Our prognostic model based on five key genes was able to stratify STS patients into clinically meaningful high- and low-risk groups which differed significantly in terms of survival. The accuracy of the prognostic model was validated using the test group. In addition, univariate and multivariate Cox regression analyses of our model demonstrated that age, margin status, diagnosis of metastasis, and risk score were independent prognostic factors for STS. Prognostic predictions for STS patients are currently based on the presence of metastases as well as tumor grade, size, and depth [47, 48]. While previous studies have constructed nomograms for prognostic predictions in STS [49], gene expression is not typically included. In this study, we incorporated our risk score together with multiple clinical factors (e.g., age, sex, margin status, diagnosis of metastasis, histological type) to generate a prognostic nomogram with high predictive accuracy for STS patients.

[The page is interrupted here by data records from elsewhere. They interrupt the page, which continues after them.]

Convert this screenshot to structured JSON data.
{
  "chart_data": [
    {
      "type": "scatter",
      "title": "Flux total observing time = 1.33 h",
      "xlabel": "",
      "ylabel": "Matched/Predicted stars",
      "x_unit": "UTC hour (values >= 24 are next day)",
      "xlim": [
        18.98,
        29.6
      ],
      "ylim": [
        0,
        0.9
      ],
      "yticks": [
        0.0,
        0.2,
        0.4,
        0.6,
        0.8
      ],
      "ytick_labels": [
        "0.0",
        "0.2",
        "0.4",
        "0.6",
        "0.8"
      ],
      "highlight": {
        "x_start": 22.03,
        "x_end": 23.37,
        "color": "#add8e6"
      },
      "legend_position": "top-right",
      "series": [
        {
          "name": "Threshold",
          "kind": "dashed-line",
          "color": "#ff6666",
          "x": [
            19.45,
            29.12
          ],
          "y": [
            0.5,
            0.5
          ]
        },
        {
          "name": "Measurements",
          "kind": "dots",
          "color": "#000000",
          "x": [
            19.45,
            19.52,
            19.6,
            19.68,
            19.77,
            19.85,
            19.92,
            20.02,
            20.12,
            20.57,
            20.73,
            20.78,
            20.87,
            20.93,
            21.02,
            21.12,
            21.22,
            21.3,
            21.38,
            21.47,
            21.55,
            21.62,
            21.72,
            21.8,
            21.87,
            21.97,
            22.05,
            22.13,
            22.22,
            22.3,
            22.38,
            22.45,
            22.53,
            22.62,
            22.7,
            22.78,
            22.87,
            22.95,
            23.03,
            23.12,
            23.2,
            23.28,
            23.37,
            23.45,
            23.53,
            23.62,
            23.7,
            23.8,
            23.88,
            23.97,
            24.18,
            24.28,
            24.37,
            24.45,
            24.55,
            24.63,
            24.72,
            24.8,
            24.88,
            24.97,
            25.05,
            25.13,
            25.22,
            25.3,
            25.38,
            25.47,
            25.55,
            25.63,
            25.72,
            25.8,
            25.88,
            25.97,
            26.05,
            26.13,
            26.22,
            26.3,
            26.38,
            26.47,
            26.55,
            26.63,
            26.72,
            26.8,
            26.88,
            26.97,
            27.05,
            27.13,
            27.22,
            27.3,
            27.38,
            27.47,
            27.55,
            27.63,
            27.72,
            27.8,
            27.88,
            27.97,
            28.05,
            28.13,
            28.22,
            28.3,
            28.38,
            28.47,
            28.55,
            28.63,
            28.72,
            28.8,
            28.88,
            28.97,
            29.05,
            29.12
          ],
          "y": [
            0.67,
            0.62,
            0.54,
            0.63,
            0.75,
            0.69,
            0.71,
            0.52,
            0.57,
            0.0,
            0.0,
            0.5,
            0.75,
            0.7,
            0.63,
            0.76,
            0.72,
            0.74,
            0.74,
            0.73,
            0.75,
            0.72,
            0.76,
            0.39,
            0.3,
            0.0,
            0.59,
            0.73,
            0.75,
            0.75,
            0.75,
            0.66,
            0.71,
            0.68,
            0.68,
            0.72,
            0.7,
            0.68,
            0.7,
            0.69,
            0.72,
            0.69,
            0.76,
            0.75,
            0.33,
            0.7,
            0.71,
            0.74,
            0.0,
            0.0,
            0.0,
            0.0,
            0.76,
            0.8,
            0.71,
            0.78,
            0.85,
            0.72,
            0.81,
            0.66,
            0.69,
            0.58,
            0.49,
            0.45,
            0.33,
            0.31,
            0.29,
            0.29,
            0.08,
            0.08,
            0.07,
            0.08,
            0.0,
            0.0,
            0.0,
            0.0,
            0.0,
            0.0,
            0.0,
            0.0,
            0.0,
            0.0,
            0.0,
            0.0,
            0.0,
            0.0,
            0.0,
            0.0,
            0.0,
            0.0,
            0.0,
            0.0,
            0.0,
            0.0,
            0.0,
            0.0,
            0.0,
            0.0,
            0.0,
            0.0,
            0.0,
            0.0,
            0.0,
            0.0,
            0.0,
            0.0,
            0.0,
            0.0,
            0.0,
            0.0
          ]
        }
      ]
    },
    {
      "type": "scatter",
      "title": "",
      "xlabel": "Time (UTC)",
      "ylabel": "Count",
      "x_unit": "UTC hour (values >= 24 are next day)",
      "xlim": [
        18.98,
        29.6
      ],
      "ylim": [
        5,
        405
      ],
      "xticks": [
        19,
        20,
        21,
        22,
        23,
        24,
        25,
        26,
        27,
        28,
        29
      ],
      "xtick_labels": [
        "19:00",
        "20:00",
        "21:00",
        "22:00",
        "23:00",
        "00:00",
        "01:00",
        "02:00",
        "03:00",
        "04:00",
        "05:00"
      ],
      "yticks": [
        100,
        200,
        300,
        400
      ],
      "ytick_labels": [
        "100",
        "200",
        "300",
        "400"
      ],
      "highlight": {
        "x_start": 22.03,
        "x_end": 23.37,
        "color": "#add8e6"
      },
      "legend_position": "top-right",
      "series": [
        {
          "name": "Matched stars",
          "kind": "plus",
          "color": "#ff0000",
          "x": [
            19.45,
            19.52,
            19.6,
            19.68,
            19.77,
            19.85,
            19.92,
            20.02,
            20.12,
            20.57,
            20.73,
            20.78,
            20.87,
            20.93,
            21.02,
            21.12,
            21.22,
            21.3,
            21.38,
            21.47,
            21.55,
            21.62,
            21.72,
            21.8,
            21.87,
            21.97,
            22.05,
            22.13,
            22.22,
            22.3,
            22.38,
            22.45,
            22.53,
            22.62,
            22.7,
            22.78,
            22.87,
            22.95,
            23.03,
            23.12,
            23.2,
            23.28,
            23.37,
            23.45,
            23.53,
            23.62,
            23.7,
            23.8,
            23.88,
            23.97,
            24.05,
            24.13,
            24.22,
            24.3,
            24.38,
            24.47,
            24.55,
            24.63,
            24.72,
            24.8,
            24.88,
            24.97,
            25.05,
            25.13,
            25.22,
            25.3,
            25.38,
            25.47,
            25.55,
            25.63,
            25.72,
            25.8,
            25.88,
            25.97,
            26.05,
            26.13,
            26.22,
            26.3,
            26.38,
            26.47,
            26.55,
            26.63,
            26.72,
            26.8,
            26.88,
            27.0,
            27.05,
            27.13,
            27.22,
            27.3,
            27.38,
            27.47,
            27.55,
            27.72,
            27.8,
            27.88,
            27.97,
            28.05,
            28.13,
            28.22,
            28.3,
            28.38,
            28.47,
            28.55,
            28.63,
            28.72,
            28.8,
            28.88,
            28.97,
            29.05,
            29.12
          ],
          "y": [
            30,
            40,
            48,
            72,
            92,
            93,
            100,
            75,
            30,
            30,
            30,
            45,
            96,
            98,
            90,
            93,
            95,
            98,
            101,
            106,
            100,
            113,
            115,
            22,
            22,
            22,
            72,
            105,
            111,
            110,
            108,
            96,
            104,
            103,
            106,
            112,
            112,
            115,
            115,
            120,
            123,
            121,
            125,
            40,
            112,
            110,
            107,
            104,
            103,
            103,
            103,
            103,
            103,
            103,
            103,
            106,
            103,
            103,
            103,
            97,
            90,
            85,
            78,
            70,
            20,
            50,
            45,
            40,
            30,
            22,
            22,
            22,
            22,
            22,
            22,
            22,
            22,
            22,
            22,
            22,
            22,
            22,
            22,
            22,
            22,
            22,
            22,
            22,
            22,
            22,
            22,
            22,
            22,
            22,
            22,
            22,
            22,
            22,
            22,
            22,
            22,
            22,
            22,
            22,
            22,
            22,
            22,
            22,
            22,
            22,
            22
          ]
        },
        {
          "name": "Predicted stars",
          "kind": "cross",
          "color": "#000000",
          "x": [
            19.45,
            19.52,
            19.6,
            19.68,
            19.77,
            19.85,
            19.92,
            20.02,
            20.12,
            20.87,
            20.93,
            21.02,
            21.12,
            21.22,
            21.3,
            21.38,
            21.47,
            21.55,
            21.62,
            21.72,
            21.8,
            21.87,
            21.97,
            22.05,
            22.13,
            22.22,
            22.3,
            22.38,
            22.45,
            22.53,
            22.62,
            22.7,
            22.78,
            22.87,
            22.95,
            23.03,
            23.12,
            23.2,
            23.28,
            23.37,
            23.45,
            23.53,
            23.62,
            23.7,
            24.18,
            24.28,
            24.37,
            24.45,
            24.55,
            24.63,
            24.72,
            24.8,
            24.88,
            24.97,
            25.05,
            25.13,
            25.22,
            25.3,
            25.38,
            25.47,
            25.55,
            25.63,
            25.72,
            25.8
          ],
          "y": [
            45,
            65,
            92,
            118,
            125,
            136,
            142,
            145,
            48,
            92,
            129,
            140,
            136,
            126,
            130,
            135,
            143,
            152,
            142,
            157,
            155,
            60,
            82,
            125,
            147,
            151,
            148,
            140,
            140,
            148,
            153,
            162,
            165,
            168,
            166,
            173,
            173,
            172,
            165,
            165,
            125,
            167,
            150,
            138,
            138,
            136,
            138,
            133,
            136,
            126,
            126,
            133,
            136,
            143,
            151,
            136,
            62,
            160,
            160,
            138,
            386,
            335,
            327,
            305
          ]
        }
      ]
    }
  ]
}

Finally, we identified small-molecule drugs that might improve STS treatment by targeting the key genes using the Camp database. One such drug, Camptothecin, is a topoisomerase inhibitor [50] that inhibited cell proliferation and showed anticancer activity in colon, lung, ovarian, breast, liver, pancreas, and stomach cancer [51] and in Ewing sarcoma [52]. Furthermore, combinations of immune checkpoint inhibitors and the small-molecule drugs might also help improve treatments for STS [53].
This integrated analysis of multiple databases enhanced the robustness and reproducibility of our conclusions; the inclusion of information from the GTEx database was especially helpful in compensating for the paucity of control samples in the TCGA database. In addition, our inclusion of both gene expression and clinical data might render our results especially applicable to STS patients in the clinical setting. However, analysis of additional clinical data is necessary to confirm these results.